Conservação de Estruturas Antigas: do Elemento Construtivo à Estrutura Global

19 Fevereiro, 2009.

Nos últimos anos ocorreram desenvolvimentos muito significativos no que diz respeito à capacidade de efectuar análises experimentais e simulações em computador sobre o património e monumentos históricos. Tais avanços resultam de uma crescente consciencialização por parte da sociedade em relação à necessidade de preservação deste património, juntamente com a evidente importância cultural e económica desta actividade.

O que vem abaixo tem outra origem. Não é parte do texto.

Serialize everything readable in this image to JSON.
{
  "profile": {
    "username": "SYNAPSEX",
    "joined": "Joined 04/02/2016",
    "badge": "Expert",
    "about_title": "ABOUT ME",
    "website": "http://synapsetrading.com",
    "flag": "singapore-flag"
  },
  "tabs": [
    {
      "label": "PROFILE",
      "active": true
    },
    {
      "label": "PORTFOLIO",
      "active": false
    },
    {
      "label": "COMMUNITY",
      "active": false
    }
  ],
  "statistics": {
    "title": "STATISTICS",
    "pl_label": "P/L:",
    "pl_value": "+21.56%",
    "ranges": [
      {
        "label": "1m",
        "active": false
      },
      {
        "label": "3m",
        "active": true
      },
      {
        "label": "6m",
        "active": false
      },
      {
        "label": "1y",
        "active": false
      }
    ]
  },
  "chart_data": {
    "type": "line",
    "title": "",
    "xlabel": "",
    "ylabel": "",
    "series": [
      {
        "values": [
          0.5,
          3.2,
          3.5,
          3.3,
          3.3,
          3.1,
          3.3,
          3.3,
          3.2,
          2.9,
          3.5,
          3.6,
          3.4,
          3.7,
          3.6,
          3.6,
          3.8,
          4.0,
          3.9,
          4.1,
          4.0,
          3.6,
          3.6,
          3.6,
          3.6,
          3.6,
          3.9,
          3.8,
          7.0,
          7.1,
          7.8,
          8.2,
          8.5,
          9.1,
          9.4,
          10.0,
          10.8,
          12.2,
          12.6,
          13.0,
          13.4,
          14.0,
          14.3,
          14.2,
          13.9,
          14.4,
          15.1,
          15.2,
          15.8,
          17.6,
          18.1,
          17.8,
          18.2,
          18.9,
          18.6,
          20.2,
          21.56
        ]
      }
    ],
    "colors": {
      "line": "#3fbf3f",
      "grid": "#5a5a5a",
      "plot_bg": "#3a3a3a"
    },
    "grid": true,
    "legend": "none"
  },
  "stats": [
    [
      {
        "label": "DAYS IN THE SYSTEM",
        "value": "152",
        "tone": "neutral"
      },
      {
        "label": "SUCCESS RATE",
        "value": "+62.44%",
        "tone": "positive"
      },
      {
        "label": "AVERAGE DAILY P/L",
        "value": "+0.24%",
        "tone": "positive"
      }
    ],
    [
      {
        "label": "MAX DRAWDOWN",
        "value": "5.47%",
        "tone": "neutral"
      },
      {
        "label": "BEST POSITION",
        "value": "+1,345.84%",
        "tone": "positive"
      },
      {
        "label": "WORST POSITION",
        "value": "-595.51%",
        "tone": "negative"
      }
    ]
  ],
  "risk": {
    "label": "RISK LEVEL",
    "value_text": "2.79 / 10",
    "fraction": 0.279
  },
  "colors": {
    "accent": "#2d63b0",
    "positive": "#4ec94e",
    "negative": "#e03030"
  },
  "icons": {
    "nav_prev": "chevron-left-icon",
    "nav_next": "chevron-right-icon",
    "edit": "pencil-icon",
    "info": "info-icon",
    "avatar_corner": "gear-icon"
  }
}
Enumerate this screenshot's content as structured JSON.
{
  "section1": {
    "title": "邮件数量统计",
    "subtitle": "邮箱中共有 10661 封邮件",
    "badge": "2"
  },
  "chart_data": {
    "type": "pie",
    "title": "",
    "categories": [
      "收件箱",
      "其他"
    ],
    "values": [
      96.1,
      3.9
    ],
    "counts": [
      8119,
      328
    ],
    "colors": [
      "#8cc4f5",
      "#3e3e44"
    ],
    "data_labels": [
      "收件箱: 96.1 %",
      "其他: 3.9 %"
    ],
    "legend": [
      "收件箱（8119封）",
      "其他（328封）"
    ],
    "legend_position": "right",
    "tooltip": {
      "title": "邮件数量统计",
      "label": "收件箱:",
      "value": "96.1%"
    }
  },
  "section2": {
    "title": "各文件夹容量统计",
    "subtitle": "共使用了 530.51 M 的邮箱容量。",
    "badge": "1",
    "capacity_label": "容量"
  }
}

Recentemente foram aprovadas pelo ICOMOS recomendações para a Análise, Conservação e Restauro Estrutural do Património Arquitectónico. Estas recomendações destinam-se a ser úteis para todos os envolvidos nos problemas de conservação e restauro, e não exclusivamente à vasta comunidade de engenheiros. Uma mensagem subjacente, provavelmente inconscientemente, é que todos os envolvidos na preservação histórica devem reconhecer a contribuição do engenheiro. Em geral, a opinião do engenheiro tende a ser entendida como algo que vem no final do projecto, após as decisões já estarem tomadas, quando se torna evidente que é usualmente possível chegar a uma melhor solução através de uma contribuição inicial do engenheiro.
Um assunto relacionado com este tema é que a engenharia “de conservação” deve ter uma abordagem e capacidade diferentes das usadas no dimensionamento de estruturas novas. Frequentemente, os materiais tradicionais são mutilados ou destruídos por engenheiros que não reconhecem este facto, com o consentimento das autoridades e outros peritos envolvidos. Também se verifica que, mesmo quando são empregues as técnicas de conservação adequadas, existe a tendência das entidades reguladoras e dos engenheiros requererem que as estruturas estejam em conformidade com os regulamentos actuais. Isto é muitas vezes inaceitável, visto que os regulamentos foram escritos tendo em mente outras formas de construção, pelo que a sua aplicação em materiais, tecnologias e formas tradicionais que pertencem a estruturas existente é excessivamente conservadora. A necessidade de reconhecer a diferença entre o projecto moderno e a conservação também é relevante no contexto dos custos associados à contribuição da engenharia. O procedimento habitual de cálculo de honorários de engenharia, como uma percentagem do trabalho realizado, está claramente em oposição com a melhor prática de conservação, visto que idealmente se deveria evitar qualquer intervenção estrutural.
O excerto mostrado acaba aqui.